A Benítez hay que imaginarlo desde Scriabin, pero también desde Satie. Y Satie, aunque no aporta pieza, cubre Miniatures de nudismo acuático y oníricas osadías. Poco a poco, la dinámica interpretativa se convierte en un complejo juego de adicción surrealista, como un perpetuo sueño que sin haber terminado se convierte en otro sueño.
Desde Scriabin y dormido en Satie, Benítez piensa en Manuel M. Ponce. El apasionado Intermezzo mexicano —que en los dedos incorrectos luce complaciente y académico— suena profundo y solitario, difuso y anhelante, de una intimidad que confunde por lejana, como si el amante ya no estuviera ahí y su dolorosa confesión desesperada nos llegara a través de todas las cosas que han quedado huérfanas en la habitación vacía: calcetines, escritorio, libros y almohadas.
Durante su paso por el Sistema Nacional de Orquestas y Coros Juveniles e Infantiles de Venezuela —de donde pasó a Nueva York (Manhattan School of Music) y a París (École Normale de Musique)— Kristhyan Benítez descubrió a Schumann, y quien descubre a Schumann abre un resquicio de su alma hacia la demencia. Si, como Benítez, ese alguien es de naturaleza sanguínea y etérea, la hendidura en su alma es mucho más grande y la presencia de Schumann cubre sus nervios con la fascinación terrible y obsesiva de los vicios.

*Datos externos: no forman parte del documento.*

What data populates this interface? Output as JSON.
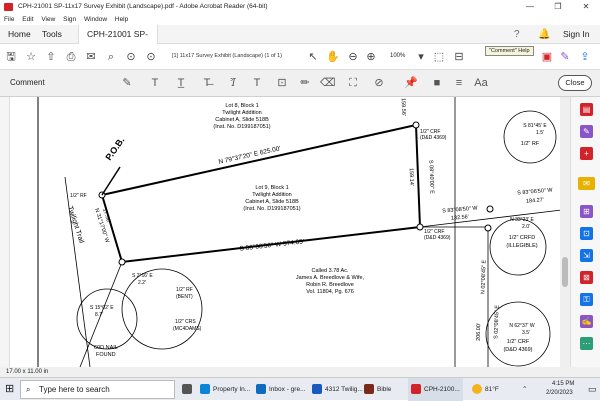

Desde Scriabin y dormido en Satie con un Schumann delirante atormentando los sonidos en cada uno de sus sueños, Benítez visita a Juan Carlos Núñez (1947) y el Retrato solemnísimo —que recuerda a Aldemaro Romero, el compositor más atrevido en la historia de Venezuela— abandona su grave sentido evocativo para imaginar, sin abandonar nunca un melodismo decimonónico, la incertidumbre de un músico sin idioma ideal, rodeado por interminables maneras de articular sonidos, que en su afán por construir lenguajes privados va y viene frenéticamente entre mundos sonoros —de la electroacústica al jazz, de la atonalidad al folclor popular—, ávido de reconciliaciones e infinito.